Godfrey played his part well, once or twice with heroism indeed, but what of that amid eighty thousand heroes? Back he staggered with the rest, exhausted, sleepless, fighting, fighting, fighting, his mind filled alternately with horror and with wonder, horror at the deeds to which men can sink and the general scheme of things that makes them possible, wonder at the heights to which they can rise when lifted by the inspiration of a great ideal and a holy cause. Death, he reflected, could not after all mean so very much to man, seeing how bravely it was met every minute of the day and night, and that the aspect of it, often so terrible, did but encourage others in like fashion to smile and die. But oh! what did it all mean, and who ruled this universe with such a flaming, blood-stained sword?

Then at last came the turn of the tide when the hungry German wolf was obliged to abandon that Paris which already he thought between his jaws and, a few days after it, the charge, the one splendid, perfect charge that consoled Godfrey and those with him for all which they had suffered, lost and feared. He was in command of the regiment now, for those superior to him had been killed, and he directed and accompanied that charge. They thundered on to the mass of the Germans who were retreating with no time to entrench or set entanglements, a gentle slope in front, and hard, clear ground beneath their horses’ feet. They cut through them, they trod them down, they drove them by scores and hundreds into the stream beyond, till those two battalions, or what remained of them, were but a tangled, drowning mob. It was finished; the English squadron turned to retreat as had been ordered.

Then of a sudden Godfrey felt a dull blow. For a few moments consciousness remained to him. He called out some command about the retirement; it came to his mind that thus it was well to die in the moment of his little victory. After that—blackness!

When his sense returned to him he found himself lying in the curtained corner of a big room. At least he thought it was big because of the vast expanse of ceiling which he could see above the curtain rods and the sounds without, some of which seemed to come from a distance.
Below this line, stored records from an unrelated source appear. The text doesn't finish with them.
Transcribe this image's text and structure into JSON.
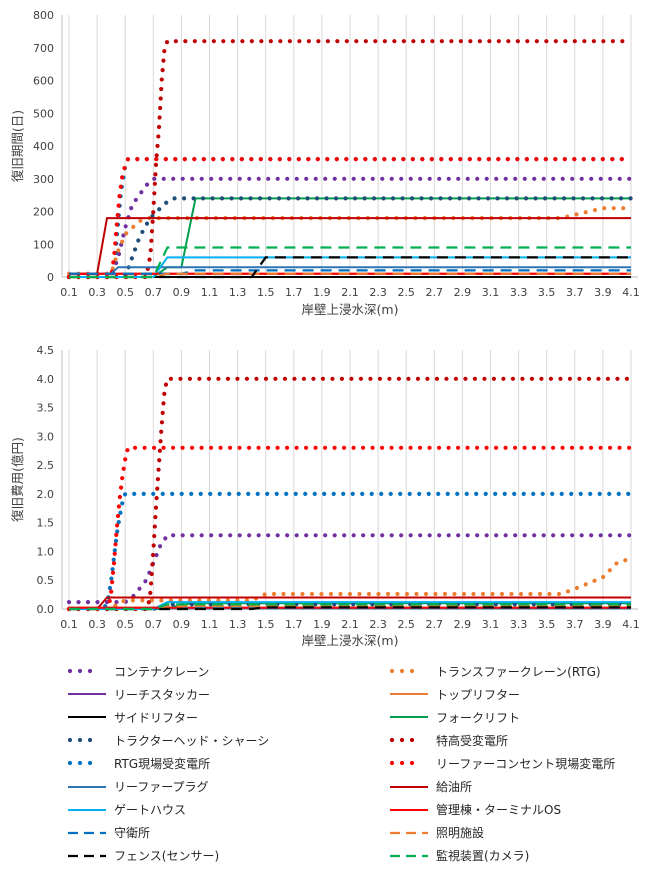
{
  "chart_data": [
    {
      "type": "line",
      "title": "",
      "xlabel": "岸壁上浸水深(m)",
      "ylabel": "復旧期間(日)",
      "ylim": [
        0,
        800
      ],
      "yticks": [
        0,
        100,
        200,
        300,
        400,
        500,
        600,
        700,
        800
      ],
      "xlim": [
        0.05,
        4.15
      ],
      "xticks": [
        "0.1",
        "0.3",
        "0.5",
        "0.7",
        "0.9",
        "1.1",
        "1.3",
        "1.5",
        "1.7",
        "1.9",
        "2.1",
        "2.3",
        "2.5",
        "2.7",
        "2.9",
        "3.1",
        "3.3",
        "3.5",
        "3.7",
        "3.9",
        "4.1"
      ],
      "grid": "vertical",
      "series": [
        {
          "name": "コンテナクレーン",
          "points": [
            [
              0.1,
              0
            ],
            [
              0.4,
              0
            ],
            [
              0.45,
              60
            ],
            [
              0.5,
              150
            ],
            [
              0.55,
              220
            ],
            [
              0.6,
              250
            ],
            [
              0.65,
              280
            ],
            [
              0.7,
              300
            ],
            [
              4.1,
              300
            ]
          ]
        },
        {
          "name": "トランスファークレーン(RTG)",
          "points": [
            [
              0.1,
              10
            ],
            [
              0.4,
              10
            ],
            [
              0.45,
              80
            ],
            [
              0.5,
              130
            ],
            [
              0.55,
              150
            ],
            [
              0.6,
              170
            ],
            [
              0.65,
              180
            ],
            [
              3.6,
              180
            ],
            [
              3.7,
              190
            ],
            [
              3.8,
              200
            ],
            [
              3.9,
              210
            ],
            [
              4.1,
              210
            ]
          ]
        },
        {
          "name": "リーチスタッカー",
          "points": [
            [
              0.1,
              10
            ],
            [
              4.1,
              10
            ]
          ]
        },
        {
          "name": "トップリフター",
          "points": [
            [
              0.1,
              10
            ],
            [
              4.1,
              10
            ]
          ]
        },
        {
          "name": "サイドリフター",
          "points": [
            [
              0.1,
              0
            ],
            [
              4.1,
              0
            ]
          ]
        },
        {
          "name": "フォークリフト",
          "points": [
            [
              0.1,
              0
            ],
            [
              0.7,
              0
            ],
            [
              0.8,
              30
            ],
            [
              0.9,
              30
            ],
            [
              1.0,
              240
            ],
            [
              4.1,
              240
            ]
          ]
        },
        {
          "name": "トラクターヘッド・シャーシ",
          "points": [
            [
              0.1,
              0
            ],
            [
              0.5,
              0
            ],
            [
              0.55,
              60
            ],
            [
              0.6,
              120
            ],
            [
              0.65,
              160
            ],
            [
              0.7,
              190
            ],
            [
              0.75,
              210
            ],
            [
              0.8,
              230
            ],
            [
              0.85,
              240
            ],
            [
              4.1,
              240
            ]
          ]
        },
        {
          "name": "特高受変電所",
          "points": [
            [
              0.1,
              0
            ],
            [
              0.65,
              0
            ],
            [
              0.68,
              70
            ],
            [
              0.7,
              200
            ],
            [
              0.72,
              350
            ],
            [
              0.74,
              450
            ],
            [
              0.76,
              600
            ],
            [
              0.78,
              700
            ],
            [
              0.8,
              720
            ],
            [
              4.1,
              720
            ]
          ]
        },
        {
          "name": "RTG現場受変電所",
          "points": [
            [
              0.1,
              0
            ],
            [
              0.4,
              0
            ],
            [
              0.43,
              70
            ],
            [
              0.45,
              170
            ],
            [
              0.47,
              260
            ],
            [
              0.49,
              310
            ],
            [
              0.5,
              340
            ],
            [
              0.52,
              360
            ],
            [
              4.1,
              360
            ]
          ]
        },
        {
          "name": "リーファーコンセント現場変電所",
          "points": [
            [
              0.1,
              0
            ],
            [
              0.4,
              0
            ],
            [
              0.42,
              60
            ],
            [
              0.44,
              160
            ],
            [
              0.46,
              250
            ],
            [
              0.48,
              310
            ],
            [
              0.5,
              340
            ],
            [
              0.52,
              360
            ],
            [
              4.1,
              360
            ]
          ]
        },
        {
          "name": "リーファープラグ",
          "points": [
            [
              0.1,
              10
            ],
            [
              0.4,
              10
            ],
            [
              0.45,
              30
            ],
            [
              4.1,
              30
            ]
          ]
        },
        {
          "name": "給油所",
          "points": [
            [
              0.1,
              10
            ],
            [
              0.3,
              10
            ],
            [
              0.37,
              180
            ],
            [
              4.1,
              180
            ]
          ]
        },
        {
          "name": "ゲートハウス",
          "points": [
            [
              0.1,
              0
            ],
            [
              0.7,
              0
            ],
            [
              0.75,
              30
            ],
            [
              0.8,
              60
            ],
            [
              4.1,
              60
            ]
          ]
        },
        {
          "name": "管理棟・ターミナルOS",
          "points": [
            [
              0.1,
              10
            ],
            [
              4.1,
              10
            ]
          ]
        },
        {
          "name": "守衛所",
          "points": [
            [
              0.1,
              10
            ],
            [
              0.9,
              10
            ],
            [
              1.0,
              20
            ],
            [
              4.1,
              20
            ]
          ]
        },
        {
          "name": "照明施設",
          "points": [
            [
              0.1,
              0
            ],
            [
              0.7,
              0
            ],
            [
              0.8,
              10
            ],
            [
              4.1,
              10
            ]
          ]
        },
        {
          "name": "フェンス(センサー)",
          "points": [
            [
              0.1,
              0
            ],
            [
              1.4,
              0
            ],
            [
              1.5,
              60
            ],
            [
              4.1,
              60
            ]
          ]
        },
        {
          "name": "監視装置(カメラ)",
          "points": [
            [
              0.1,
              0
            ],
            [
              0.7,
              0
            ],
            [
              0.8,
              90
            ],
            [
              4.1,
              90
            ]
          ]
        }
      ]
    },
    {
      "type": "line",
      "title": "",
      "xlabel": "岸壁上浸水深(m)",
      "ylabel": "復旧費用(億円)",
      "ylim": [
        0,
        4.5
      ],
      "yticks": [
        "0.0",
        "0.5",
        "1.0",
        "1.5",
        "2.0",
        "2.5",
        "3.0",
        "3.5",
        "4.0",
        "4.5"
      ],
      "xlim": [
        0.05,
        4.15
      ],
      "xticks": [
        "0.1",
        "0.3",
        "0.5",
        "0.7",
        "0.9",
        "1.1",
        "1.3",
        "1.5",
        "1.7",
        "1.9",
        "2.1",
        "2.3",
        "2.5",
        "2.7",
        "2.9",
        "3.1",
        "3.3",
        "3.5",
        "3.7",
        "3.9",
        "4.1"
      ],
      "grid": "vertical",
      "series": [
        {
          "name": "コンテナクレーン",
          "points": [
            [
              0.1,
              0.12
            ],
            [
              0.5,
              0.12
            ],
            [
              0.55,
              0.2
            ],
            [
              0.6,
              0.35
            ],
            [
              0.65,
              0.5
            ],
            [
              0.7,
              0.8
            ],
            [
              0.75,
              1.1
            ],
            [
              0.8,
              1.28
            ],
            [
              4.1,
              1.28
            ]
          ]
        },
        {
          "name": "トランスファークレーン(RTG)",
          "points": [
            [
              0.1,
              0
            ],
            [
              0.4,
              0
            ],
            [
              0.45,
              0.1
            ],
            [
              0.5,
              0.15
            ],
            [
              1.4,
              0.15
            ],
            [
              1.5,
              0.26
            ],
            [
              3.6,
              0.26
            ],
            [
              3.7,
              0.35
            ],
            [
              3.8,
              0.45
            ],
            [
              3.9,
              0.55
            ],
            [
              4.0,
              0.8
            ],
            [
              4.1,
              0.88
            ]
          ]
        },
        {
          "name": "リーチスタッカー",
          "points": [
            [
              0.1,
              0.02
            ],
            [
              4.1,
              0.02
            ]
          ]
        },
        {
          "name": "トップリフター",
          "points": [
            [
              0.1,
              0.02
            ],
            [
              4.1,
              0.02
            ]
          ]
        },
        {
          "name": "サイドリフター",
          "points": [
            [
              0.1,
              0.01
            ],
            [
              4.1,
              0.01
            ]
          ]
        },
        {
          "name": "フォークリフト",
          "points": [
            [
              0.1,
              0
            ],
            [
              0.8,
              0
            ],
            [
              0.9,
              0.08
            ],
            [
              1.0,
              0.1
            ],
            [
              4.1,
              0.1
            ]
          ]
        },
        {
          "name": "トラクターヘッド・シャーシ",
          "points": [
            [
              0.1,
              0
            ],
            [
              0.7,
              0
            ],
            [
              0.8,
              0.08
            ],
            [
              4.1,
              0.08
            ]
          ]
        },
        {
          "name": "特高受変電所",
          "points": [
            [
              0.1,
              0
            ],
            [
              0.66,
              0
            ],
            [
              0.68,
              0.3
            ],
            [
              0.7,
              1.0
            ],
            [
              0.72,
              1.8
            ],
            [
              0.74,
              2.5
            ],
            [
              0.76,
              3.2
            ],
            [
              0.78,
              3.8
            ],
            [
              0.8,
              4.0
            ],
            [
              4.1,
              4.0
            ]
          ]
        },
        {
          "name": "RTG現場受変電所",
          "points": [
            [
              0.1,
              0
            ],
            [
              0.35,
              0
            ],
            [
              0.38,
              0.2
            ],
            [
              0.4,
              0.5
            ],
            [
              0.42,
              0.9
            ],
            [
              0.44,
              1.3
            ],
            [
              0.46,
              1.6
            ],
            [
              0.48,
              1.85
            ],
            [
              0.5,
              2.0
            ],
            [
              4.1,
              2.0
            ]
          ]
        },
        {
          "name": "リーファーコンセント現場変電所",
          "points": [
            [
              0.1,
              0
            ],
            [
              0.38,
              0
            ],
            [
              0.4,
              0.3
            ],
            [
              0.42,
              0.8
            ],
            [
              0.44,
              1.4
            ],
            [
              0.46,
              1.9
            ],
            [
              0.48,
              2.3
            ],
            [
              0.5,
              2.6
            ],
            [
              0.52,
              2.8
            ],
            [
              4.1,
              2.8
            ]
          ]
        },
        {
          "name": "リーファープラグ",
          "points": [
            [
              0.1,
              0.01
            ],
            [
              4.1,
              0.01
            ]
          ]
        },
        {
          "name": "給油所",
          "points": [
            [
              0.1,
              0
            ],
            [
              0.3,
              0
            ],
            [
              0.37,
              0.2
            ],
            [
              4.1,
              0.2
            ]
          ]
        },
        {
          "name": "ゲートハウス",
          "points": [
            [
              0.1,
              0
            ],
            [
              0.7,
              0
            ],
            [
              0.8,
              0.12
            ],
            [
              4.1,
              0.12
            ]
          ]
        },
        {
          "name": "管理棟・ターミナルOS",
          "points": [
            [
              0.1,
              0.02
            ],
            [
              4.1,
              0.02
            ]
          ]
        },
        {
          "name": "守衛所",
          "points": [
            [
              0.1,
              0
            ],
            [
              0.9,
              0
            ],
            [
              1.0,
              0.03
            ],
            [
              4.1,
              0.03
            ]
          ]
        },
        {
          "name": "照明施設",
          "points": [
            [
              0.1,
              0
            ],
            [
              0.7,
              0
            ],
            [
              0.8,
              0.05
            ],
            [
              4.1,
              0.05
            ]
          ]
        },
        {
          "name": "フェンス(センサー)",
          "points": [
            [
              0.1,
              0
            ],
            [
              1.4,
              0
            ],
            [
              1.5,
              0.03
            ],
            [
              4.1,
              0.03
            ]
          ]
        },
        {
          "name": "監視装置(カメラ)",
          "points": [
            [
              0.1,
              0
            ],
            [
              0.7,
              0
            ],
            [
              0.8,
              0.08
            ],
            [
              4.1,
              0.08
            ]
          ]
        }
      ]
    }
  ],
  "legend": [
    {
      "name": "コンテナクレーン",
      "color": "#7030a0",
      "style": "dotted",
      "column": "left"
    },
    {
      "name": "トランスファークレーン(RTG)",
      "color": "#ed7d31",
      "style": "dotted",
      "column": "right"
    },
    {
      "name": "リーチスタッカー",
      "color": "#7030a0",
      "style": "solid",
      "column": "left"
    },
    {
      "name": "トップリフター",
      "color": "#ed7d31",
      "style": "solid",
      "column": "right"
    },
    {
      "name": "サイドリフター",
      "color": "#000000",
      "style": "solid",
      "column": "left"
    },
    {
      "name": "フォークリフト",
      "color": "#00a050",
      "style": "solid",
      "column": "right"
    },
    {
      "name": "トラクターヘッド・シャーシ",
      "color": "#1f4e79",
      "style": "dotted",
      "column": "left"
    },
    {
      "name": "特高受変電所",
      "color": "#c00000",
      "style": "dotted",
      "column": "right"
    },
    {
      "name": "RTG現場受変電所",
      "color": "#0070c0",
      "style": "dotted",
      "column": "left"
    },
    {
      "name": "リーファーコンセント現場変電所",
      "color": "#ff0000",
      "style": "dotted",
      "column": "right"
    },
    {
      "name": "リーファープラグ",
      "color": "#2e75b6",
      "style": "solid",
      "column": "left"
    },
    {
      "name": "給油所",
      "color": "#c00000",
      "style": "solid",
      "column": "right"
    },
    {
      "name": "ゲートハウス",
      "color": "#00b0f0",
      "style": "solid",
      "column": "left"
    },
    {
      "name": "管理棟・ターミナルOS",
      "color": "#ff0000",
      "style": "solid",
      "column": "right"
    },
    {
      "name": "守衛所",
      "color": "#0070c0",
      "style": "dashed",
      "column": "left"
    },
    {
      "name": "照明施設",
      "color": "#ed7d31",
      "style": "dashed",
      "column": "right"
    },
    {
      "name": "フェンス(センサー)",
      "color": "#000000",
      "style": "dashed",
      "column": "left"
    },
    {
      "name": "監視装置(カメラ)",
      "color": "#00b050",
      "style": "dashed",
      "column": "right"
    }
  ]
}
There was a window, too, through which he caught sight of lawns and statues and formal trees. Just then the curtain was drawn, and there appeared a middle-aged woman dressed in white, looking very calm, very kind and very spotless, who started a little when she saw that his eyes were open and that his face was intelligent.

“Where am I?” he asked, and was puzzled to observe that the sound of his voice seemed feeble and far away.

“In the hospital at Versailles,” she answered in a pleasant voice.

“Indeed!” he murmured. “It occurred to me that it might be Heaven or some place of the sort.”

“If you looked through the curtain you wouldn’t call it Heaven,” she said with a sigh, adding, “No, Major, you were near to ’going west,’ very near, but you never got to the gates of Heaven.”

“I can’t remember,” he murmured again.